Lenda da Menina das Favas, Ilha das Flores










Consta que há muitos, muitos anos uma princesa irlandesa deu à costa nos baixios da costa oeste da ilha das Flores, mais concretamente no lugar da Fajã Grande. Tratava-se de uma jovem princesa, raptada pelos mouros que a levavam cativa para terras distantes. Ao passar pela ilha das Flores o barco em que viajava, como era costume, aprumou ao Monchique, a fim de tomar rumo em direção ao Mediterrâneo. No entanto levantou-se uma enorme bruma e a embarcação naufragou por fora da Ponta da Coalheira, lá para os lados do Canto do Areal. Os piratas conseguiram salvar-se, saltando para uma outra embarcação que por ali passava, mas a menina, ou porque levada pela correnteza das ondas ou por malícia dos marinheiros, foi arrastada milagrosamente para terra sendo encontrada, no dia seguinte, a dormir num serrado cheio de favas.
Essa a razão pela qual ficou conhecida pela Menina das Favas.
Mas na localidade ninguém quis receber em sua casa aquela estranha criatura.

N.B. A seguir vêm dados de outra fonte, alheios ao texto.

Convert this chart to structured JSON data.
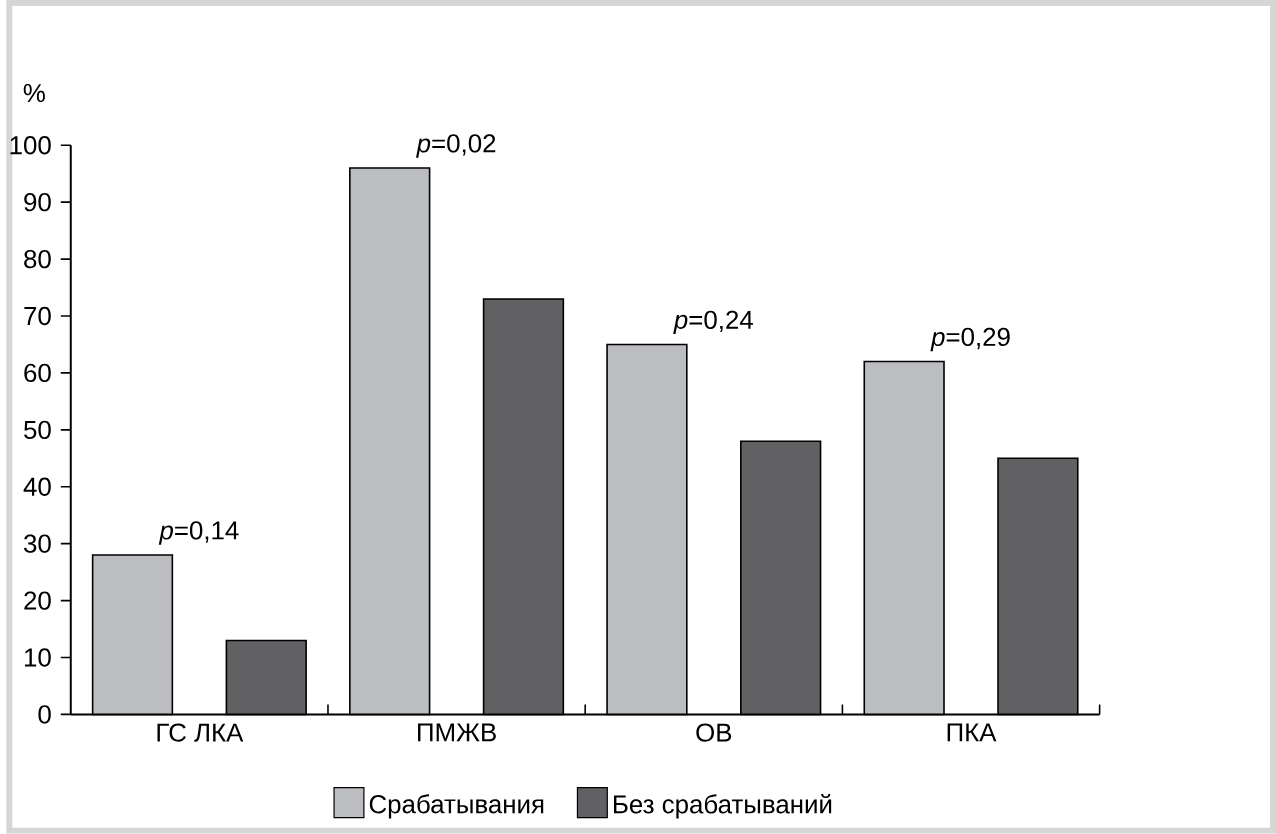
{
  "chart_data": {
    "type": "bar",
    "ylabel": "%",
    "categories": [
      "ГС ЛКА",
      "ПМЖВ",
      "ОВ",
      "ПКА"
    ],
    "series": [
      {
        "name": "Срабатывания",
        "color": "#bcbdc1",
        "values": [
          28,
          96,
          65,
          62
        ]
      },
      {
        "name": "Без срабатываний",
        "color": "#616163",
        "values": [
          13,
          73,
          48,
          45
        ]
      }
    ],
    "ylim": [
      0,
      100
    ],
    "yticks": [
      0,
      10,
      20,
      30,
      40,
      50,
      60,
      70,
      80,
      90,
      100
    ],
    "legend": "bottom",
    "annotations": [
      "*p*=0,14",
      "*p*=0,02",
      "*p*=0,24",
      "*p*=0,29"
    ]
  }
}
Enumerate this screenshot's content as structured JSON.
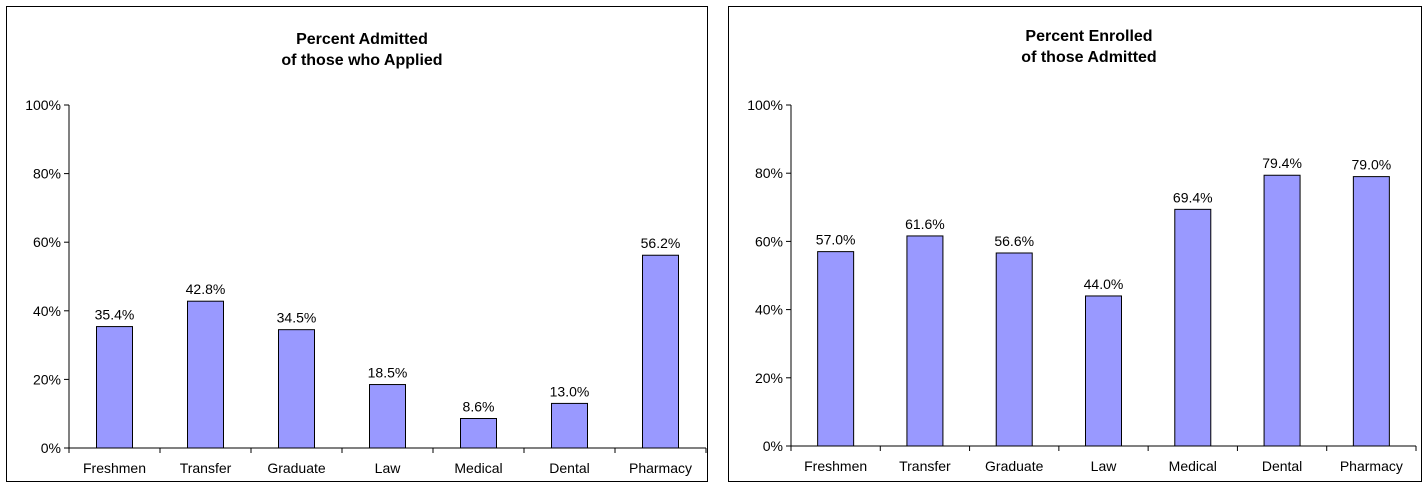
{
  "chart_data": [
    {
      "type": "bar",
      "title": [
        "Percent Admitted",
        "of those who Applied"
      ],
      "categories": [
        "Freshmen",
        "Transfer",
        "Graduate",
        "Law",
        "Medical",
        "Dental",
        "Pharmacy"
      ],
      "values": [
        35.4,
        42.8,
        34.5,
        18.5,
        8.6,
        13.0,
        56.2
      ],
      "value_labels": [
        "35.4%",
        "42.8%",
        "34.5%",
        "18.5%",
        "8.6%",
        "13.0%",
        "56.2%"
      ],
      "ylim": [
        0,
        100
      ],
      "yticks": [
        0,
        20,
        40,
        60,
        80,
        100
      ],
      "ytick_labels": [
        "0%",
        "20%",
        "40%",
        "60%",
        "80%",
        "100%"
      ],
      "grid": false,
      "legend": "none",
      "bar_color": "#9999ff"
    },
    {
      "type": "bar",
      "title": [
        "Percent Enrolled",
        "of those Admitted"
      ],
      "categories": [
        "Freshmen",
        "Transfer",
        "Graduate",
        "Law",
        "Medical",
        "Dental",
        "Pharmacy"
      ],
      "values": [
        57.0,
        61.6,
        56.6,
        44.0,
        69.4,
        79.4,
        79.0
      ],
      "value_labels": [
        "57.0%",
        "61.6%",
        "56.6%",
        "44.0%",
        "69.4%",
        "79.4%",
        "79.0%"
      ],
      "ylim": [
        0,
        100
      ],
      "yticks": [
        0,
        20,
        40,
        60,
        80,
        100
      ],
      "ytick_labels": [
        "0%",
        "20%",
        "40%",
        "60%",
        "80%",
        "100%"
      ],
      "grid": false,
      "legend": "none",
      "bar_color": "#9999ff"
    }
  ]
}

Assim, a Menina das Favas foi abandonada, vivendo de uma ou outra côdea de pão que algumas pessoas mais generosas lhe davam. Esfomeada, descalça e suja, a jovem garotinha passava os dias sentada sobre os rochedos, à beira mar, olhando o horizonte distante e infinito. Não tentava falar com quer que fosse, não sorria para ninguém, não dizia uma única palavra. Apenas acenava com a cabeça, em sinal de agradecimento, a quem lhe dava a mais ínfima e pobre côdea de pão.
As pessoas passavam por ela, à beira mar, na faina da pesca ou da apanha de lapas, caranguejos e búzios, nem sequer lhe lançava um simples olhar. Ninguém a procurava para falar com ela, para a animar, para a consolar. Sabia-se que pernoitava nas furnas do baixio, onde também se refugiava nos dias de chuva e de temporal.

Certo dia a Menina das Favas desapareceu. Nunca se soube algo sobre ela, se foi levada pelo mar ou por alguma embarcação que ali ancorasse, durante a noite.